Si la question pénale ne peut être tranchée que par un tribunal, la Direccte et l’Inao estiment que « la référence à un nom de château dans la dénomination du vin marque l’origine et l’appartenance ou la correspondance au château pour un consommateur raisonnablement averti » et que « lorsque les vins ne sont pas produits sur le parcellaire du château, mais résultent d’assemblages de vins de différentes origines, tel qu’un vin de négoce, ces constats pourraient qualifier le délit de pratique commerciale trompeuse sur l’origine du vin » (en se basant sur l’article L.121-2 du Code de la Consommation*).

"Mouton Cadet"

Des actions de mise en conformité ont été engagées suite à un recensement administratif des marques domaniales, lancé en 2017 par le pôle C de la Direccte de Bordeaux, qui ne souhaite pas commenter ce sujet hautement épineux. « Si l'on y pense bien, le problème n’est pas neuf. Si les Fraudes y sont si sensibles, pourquoi la marque Mouton Cadet existe-t-elle encore ? Combien de consommateurs pensent acheter un troisième vin de Mouton Rothschild ? » lance un propriétaire médocain. Qui ne compte pas céder sur sa marque domanial, estimant que l’utilisation du nom de sa propriété marque moins un ancrage géographique, que la mise en œuvre d’un savoir-faire reconnu.

« Ce n’est pas une question sur laquelle on peut avoir un avis tranché. C’est du cas par cas où tout n’est pas blanc ou noir. La notion de tromperie du consommateur reste à l’appréciation des contrôleurs des Fraudes, qui peut être confirmée, ou non, par un magistrat » rappelle un fin connaisseur du droit des marques. Pour qui, cependant, « il ne fait pas trop de doute qu’il y a un souci et de vrais risques avec ces étiquettes. »

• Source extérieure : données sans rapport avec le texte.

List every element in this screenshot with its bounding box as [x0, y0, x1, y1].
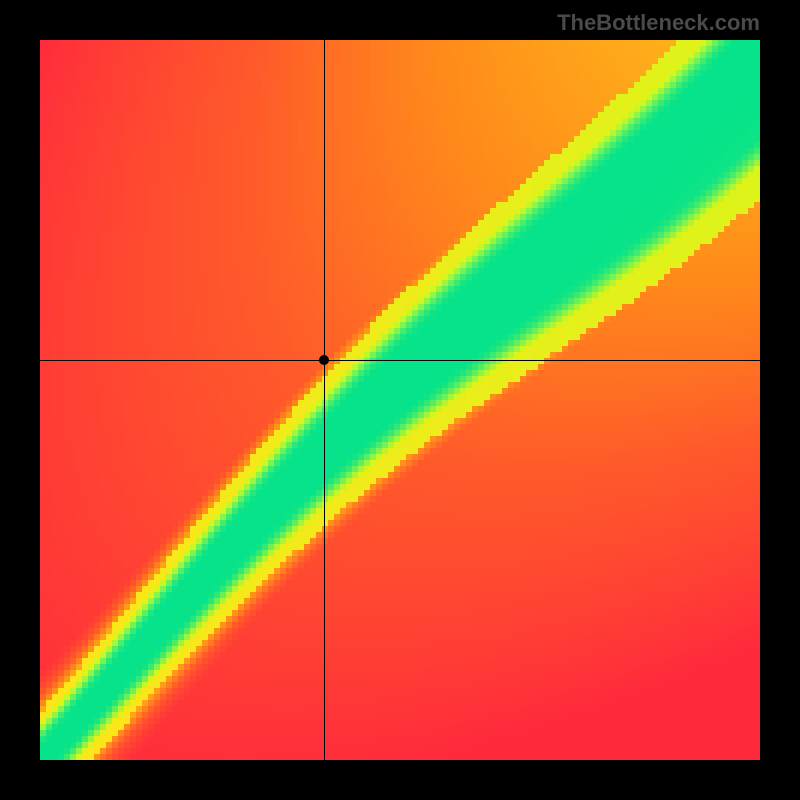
watermark-text: TheBottleneck.com	[557, 10, 760, 36]
heatmap-plot	[40, 40, 760, 760]
heatmap-canvas	[40, 40, 760, 760]
selection-marker	[319, 355, 329, 365]
crosshair-vertical	[324, 40, 325, 760]
crosshair-horizontal	[40, 360, 760, 361]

Risques élevés et principe de précaution

Dans le vignoble bordelais, le risque est bien avéré si l’on en croit la lecture juridique proposée par la Fédération des Grands Vins de Bordeaux (réunissant l'ensemble des syndicats viticoles bordelais). Son directeur, Yann Le Goaster, estime, dans le numéro de février de l’Union Girondine qu’« il est vivement recommandé de commercialiser sous une marque domaniale des vins exclusivement issus de l’exploitation qui les produit ». Ajoutant que « si les vins commercialisés sous cette marque provenaient d’achats de vendange ou de vin », le risque de jugement d’une pratique commerciale trompeuse est élevé, « car la marque domaniale reprend le nom du château sous lequel le vin a acquis sa notoriété auprès des consommateurs ».

Le principe de précaution est désormais de mise sur les étiquettes de marques domaniales. Ayant marqué les esprits dans le négoce, la cuvée « le Bordeaux de Maucaillou » est par exemple devenue « le B par Maucaillou ». La propriété de Moulis n’a pas souhaité commenter les origines de ce changement. D’autres mises en conformité sortent actuellement, témoignant d’échanges intenses entre crus et Direccte, sans attendre l’issue de la procédure administrative en cours.

 

* : Le texte de loi estime qu’« une pratique commerciale est trompeuse […] lorsqu’elle repose sur des allégations, indications ou présentations fausses ou de nature à induire en erreur et portant sur […] ses qualités substantielles, sa composition, son origine »

« Pour une fois que les grands crus tiraient le vignoble… »

Avec leur rappel à l’ordre de l’été 2018, « les fraudes ont fait du zèle » soupire un directeur de cave coopérative, fournissant en vin des marques domaniales. Comme d’autres opérateurs du négoce et de la production, il souligne que ces étiquettes créent « enfin un effet de locomotive à Bordeaux. Pour une fois que la locomotive des crus classés tirait tout le vignoble… Les grands crus sont des icônes qui réalisent une sélection très exigeante, ce qui amène de la valorisation à nos apporteurs et de nouveaux engagements techniques et environnementaux. C’est valorisant pour toute la filière, et très dynamique commercialement. »

Cette vision n’est cependant pas du goût de tous. Dans les caves particulières, on entend plutôt un soulagement à l’idée que soit mis le holà sur ces vins, très concurrentiels sur la gamme de prix des vignerons indépendants. « C’est une perversion du système. Dès que l’on sort la marque d’une propriété de son assiette foncière, c’est le cash-flow illimité pour le négoce » critique une source proche de la place de Bordeaux.